= Palazzo Ferrari Sacchini, Piacenza =

The Palazzo Ferrari Sacchini is a Baroque architecture-style aristocratic palace located at Via Giosuè Carducci #11 in central Piacenza, region of Emilia-Romagna in Italy. The palace also is referred to as the Palazzo Ferrari-Sacchini-Calciati-Costa referring to subsequent owners. The palace is now home to the local ministry of the treasury.

==History==
The palace was designed circa 1680 putatively by the architect Ferdinando Galli-Bibiena under the patronage of Count Corrado Ferrari.

The facade has a rusticated stone base. At the piano nobile rises monumental pilasters. The window tympani are decorated playfully with various sculpted items including helms, scallops, and shields. The roofline frieze is bracketed densely. The central portal has an 18th-century wrought iron balcony.

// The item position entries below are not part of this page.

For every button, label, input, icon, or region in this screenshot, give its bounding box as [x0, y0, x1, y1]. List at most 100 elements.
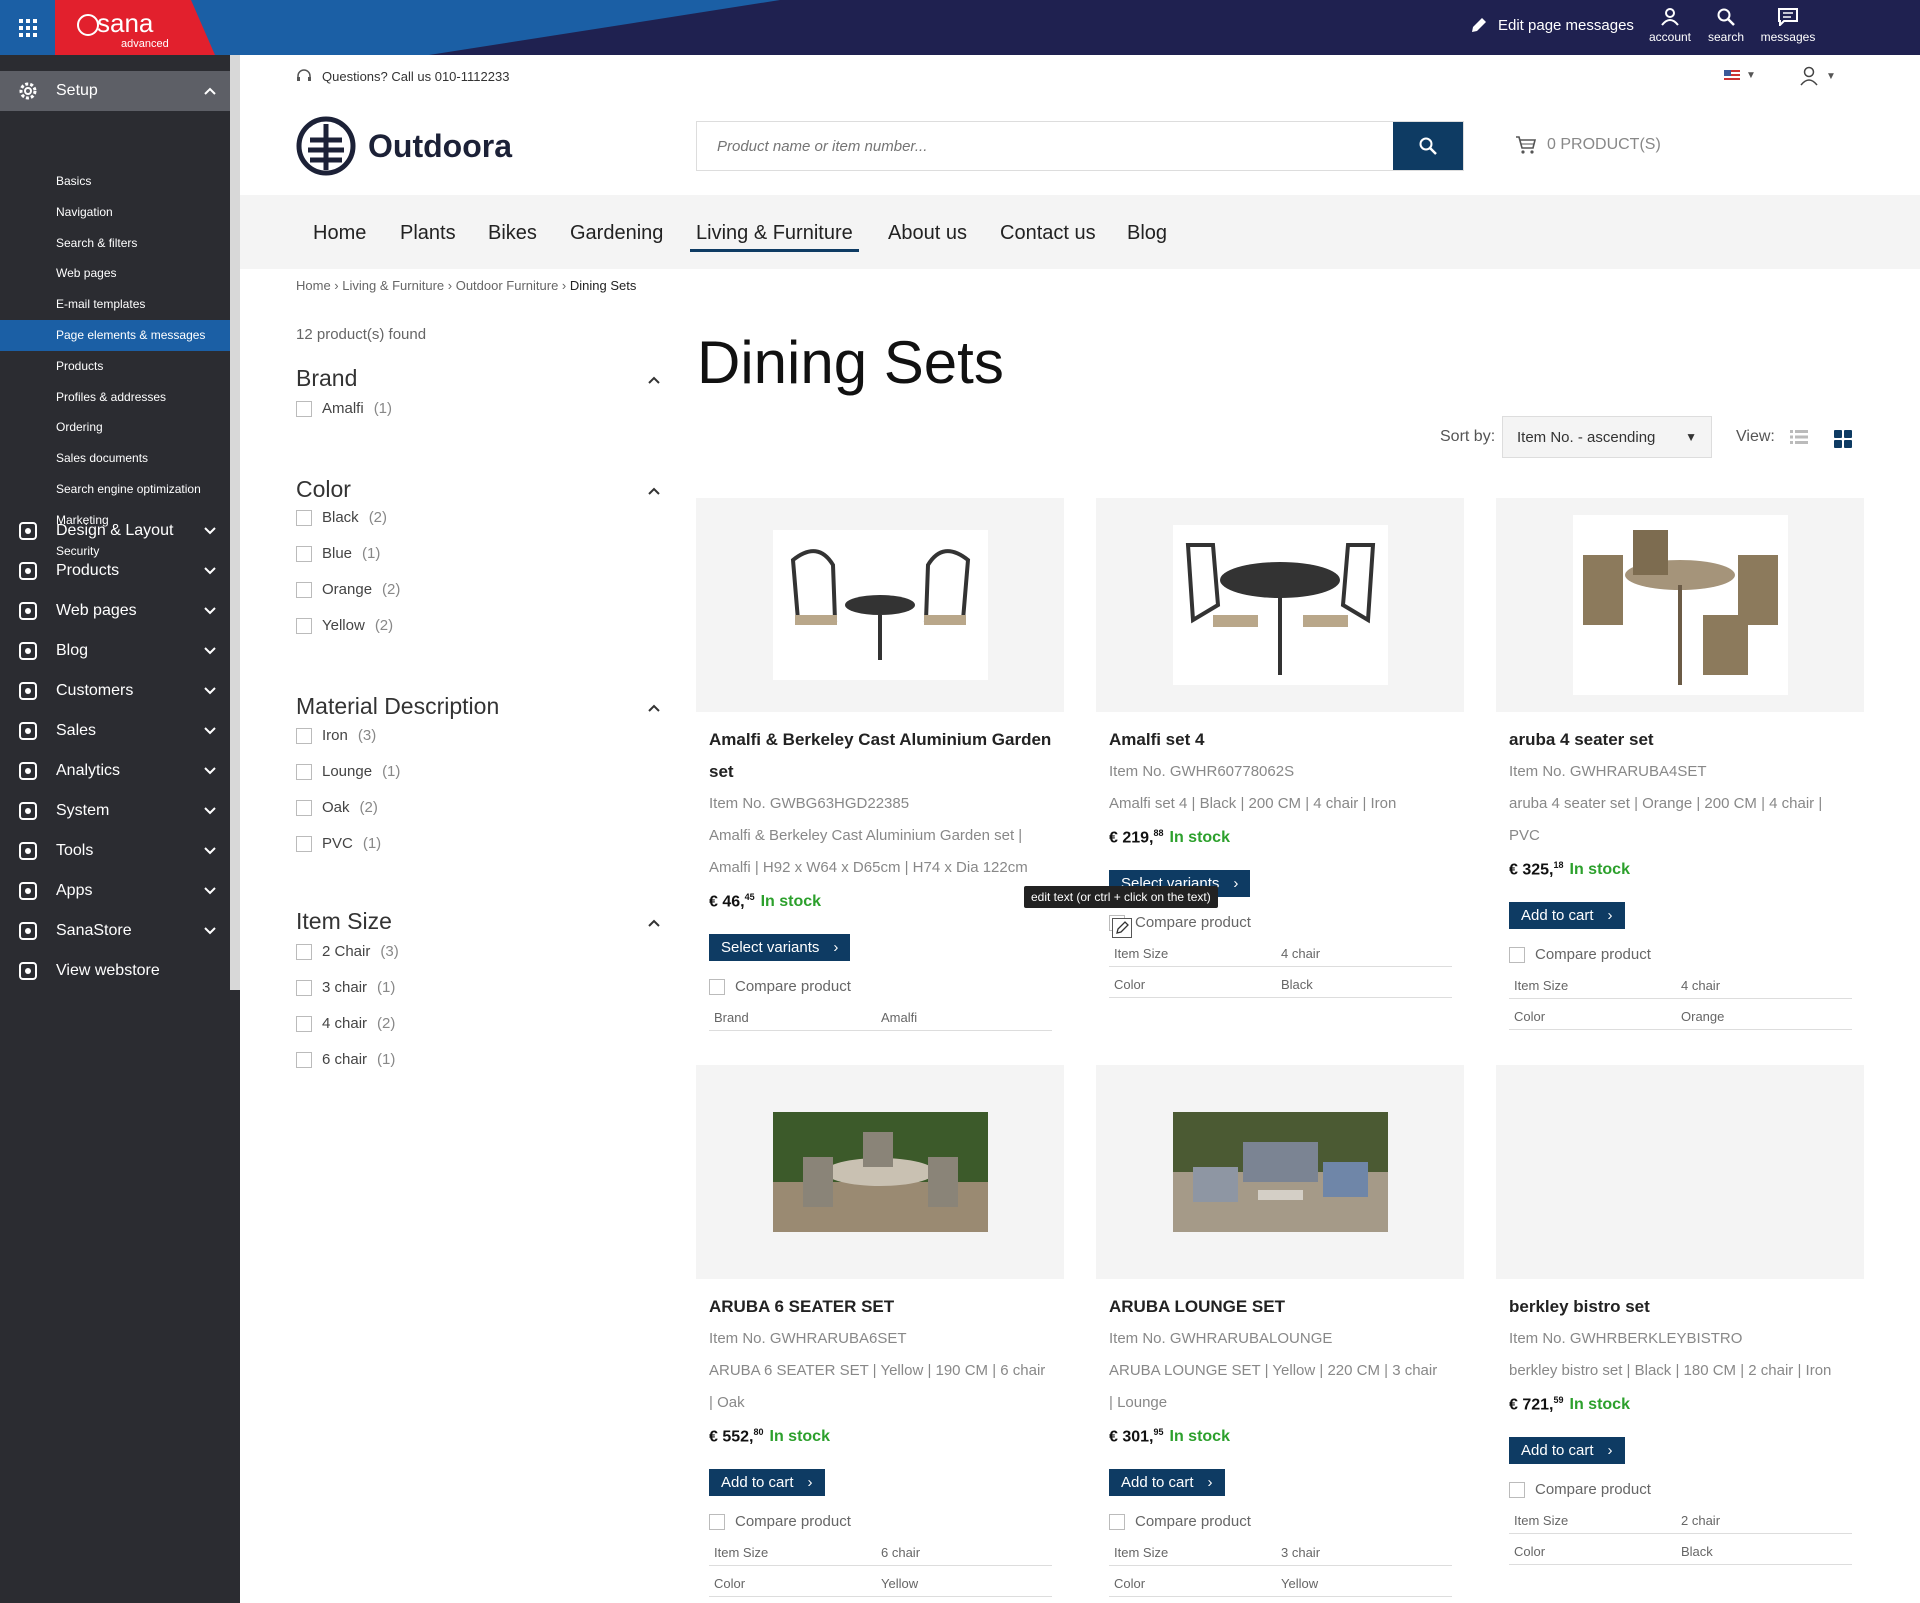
sana-logo[interactable]: sana advanced — [55, 0, 215, 55]
sidebar-item-blog[interactable]: Blog — [0, 631, 230, 671]
nav-item-home[interactable]: Home — [313, 222, 366, 245]
nav-item-plants[interactable]: Plants — [400, 222, 456, 245]
product-title[interactable]: ARUBA 6 SEATER SET — [709, 1291, 1054, 1323]
edit-page-messages-button[interactable]: Edit page messages — [1470, 16, 1634, 34]
account-button[interactable]: account — [1640, 6, 1700, 44]
sidebar-scrollbar[interactable] — [230, 55, 240, 990]
sidebar-subitem[interactable]: Profiles & addresses — [0, 382, 230, 413]
search-submit-button[interactable] — [1393, 122, 1463, 170]
checkbox[interactable] — [296, 509, 312, 526]
language-selector[interactable]: ▼ — [1724, 70, 1756, 81]
facet-option[interactable]: Blue (1) — [296, 545, 380, 562]
product-title[interactable]: set — [709, 756, 1054, 788]
sidebar-item-analytics[interactable]: Analytics — [0, 751, 230, 791]
sidebar-item-tools[interactable]: Tools — [0, 831, 230, 871]
checkbox[interactable] — [296, 835, 312, 852]
edit-text-icon[interactable] — [1112, 918, 1132, 938]
sidebar-subitem[interactable]: Products — [0, 351, 230, 382]
add-to-cart-button[interactable]: Add to cart › — [1109, 1469, 1225, 1496]
facet-option[interactable]: Lounge (1) — [296, 763, 400, 780]
sidebar-subitem[interactable]: Search engine optimization — [0, 474, 230, 505]
checkbox[interactable] — [296, 763, 312, 780]
search-input[interactable] — [697, 122, 1393, 170]
user-menu[interactable]: ▼ — [1800, 66, 1836, 86]
select-variants-button[interactable]: Select variants › — [709, 934, 851, 961]
facet-option[interactable]: 3 chair (1) — [296, 979, 395, 996]
compare-product[interactable]: Compare product — [709, 978, 851, 995]
add-to-cart-button[interactable]: Add to cart › — [709, 1469, 825, 1496]
checkbox[interactable] — [709, 1513, 725, 1530]
store-logo[interactable]: Outdoora — [296, 116, 512, 176]
sidebar-item-design-layout[interactable]: Design & Layout — [0, 511, 230, 551]
checkbox[interactable] — [296, 979, 312, 996]
sidebar-subitem[interactable]: Basics — [0, 166, 230, 197]
compare-product[interactable]: Compare product — [1109, 1513, 1251, 1530]
facet-title-color[interactable]: Color — [296, 476, 351, 503]
product-image[interactable] — [1496, 498, 1864, 712]
mini-cart[interactable]: 0 PRODUCT(S) — [1515, 135, 1661, 155]
checkbox[interactable] — [296, 727, 312, 744]
nav-item-blog[interactable]: Blog — [1127, 222, 1167, 245]
breadcrumb-link[interactable]: Home — [296, 278, 331, 293]
facet-option[interactable]: PVC (1) — [296, 835, 381, 852]
sidebar-item-apps[interactable]: Apps — [0, 871, 230, 911]
facet-option[interactable]: Orange (2) — [296, 581, 400, 598]
grid-view-button[interactable] — [1834, 430, 1852, 453]
chevron-up-icon[interactable] — [648, 482, 660, 500]
product-image[interactable] — [1096, 1065, 1464, 1279]
nav-item-contact-us[interactable]: Contact us — [1000, 222, 1096, 245]
checkbox[interactable] — [296, 581, 312, 598]
sidebar-subitem[interactable]: Web pages — [0, 258, 230, 289]
compare-product[interactable]: Compare product — [1509, 1481, 1651, 1498]
facet-option[interactable]: Iron (3) — [296, 727, 376, 744]
checkbox[interactable] — [296, 943, 312, 960]
product-image[interactable] — [696, 1065, 1064, 1279]
sidebar-subitem[interactable]: Search & filters — [0, 228, 230, 259]
facet-option[interactable]: 2 Chair (3) — [296, 943, 399, 960]
breadcrumb-link[interactable]: Outdoor Furniture — [456, 278, 559, 293]
nav-item-gardening[interactable]: Gardening — [570, 222, 663, 245]
chevron-up-icon[interactable] — [648, 371, 660, 389]
facet-option[interactable]: Black (2) — [296, 509, 387, 526]
checkbox[interactable] — [1509, 1481, 1525, 1498]
checkbox[interactable] — [296, 1015, 312, 1032]
sidebar-item-setup[interactable]: Setup — [0, 71, 230, 111]
apps-grid-icon[interactable] — [0, 0, 55, 55]
chevron-up-icon[interactable] — [648, 914, 660, 932]
facet-title-brand[interactable]: Brand — [296, 365, 357, 392]
compare-product[interactable]: Compare product — [1509, 946, 1651, 963]
checkbox[interactable] — [1509, 946, 1525, 963]
facet-option[interactable]: 6 chair (1) — [296, 1051, 395, 1068]
add-to-cart-button[interactable]: Add to cart › — [1509, 902, 1625, 929]
sidebar-subitem[interactable]: Page elements & messages — [0, 320, 230, 351]
facet-title-size[interactable]: Item Size — [296, 908, 392, 935]
sidebar-item-products[interactable]: Products — [0, 551, 230, 591]
facet-option[interactable]: Yellow (2) — [296, 617, 393, 634]
checkbox[interactable] — [296, 545, 312, 562]
sidebar-subitem[interactable]: Ordering — [0, 412, 230, 443]
checkbox[interactable] — [1109, 1513, 1125, 1530]
checkbox[interactable] — [296, 1051, 312, 1068]
product-image[interactable] — [696, 498, 1064, 712]
search-button[interactable]: search — [1696, 6, 1756, 44]
product-title[interactable]: Amalfi set 4 — [1109, 724, 1454, 756]
sort-select[interactable]: Item No. - ascending ▼ — [1502, 416, 1712, 458]
nav-item-bikes[interactable]: Bikes — [488, 222, 537, 245]
checkbox[interactable] — [296, 617, 312, 634]
sidebar-item-sanastore[interactable]: SanaStore — [0, 911, 230, 951]
product-title[interactable]: Amalfi & Berkeley Cast Aluminium Garden — [709, 724, 1054, 756]
sidebar-item-web-pages[interactable]: Web pages — [0, 591, 230, 631]
facet-option[interactable]: 4 chair (2) — [296, 1015, 395, 1032]
sidebar-item-sales[interactable]: Sales — [0, 711, 230, 751]
facet-option[interactable]: Amalfi (1) — [296, 400, 392, 417]
product-title[interactable]: berkley bistro set — [1509, 1291, 1854, 1323]
checkbox[interactable] — [296, 400, 312, 417]
checkbox[interactable] — [296, 799, 312, 816]
nav-item-living-furniture[interactable]: Living & Furniture — [690, 222, 859, 252]
chevron-up-icon[interactable] — [648, 699, 660, 717]
compare-product[interactable]: Compare product — [709, 1513, 851, 1530]
facet-option[interactable]: Oak (2) — [296, 799, 378, 816]
messages-button[interactable]: messages — [1758, 6, 1818, 44]
sidebar-item-view-webstore[interactable]: View webstore — [0, 951, 230, 991]
breadcrumb-link[interactable]: Living & Furniture — [342, 278, 444, 293]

The grand staircase is richly decorated with stucco, work attributed to Provino Dalmazio della Porta, as well as quadratura frescoes. In the panels are depictions of an allegory of Apollo. The Interior rooms include frescoes depicting Victory of Fame over Time and Triumph of Caesar by Robert de Longe and Apollo and Satyrs by Giovanni Battista Natali. The palace was once decorated by still lives painted by Marcantonio Rizzi.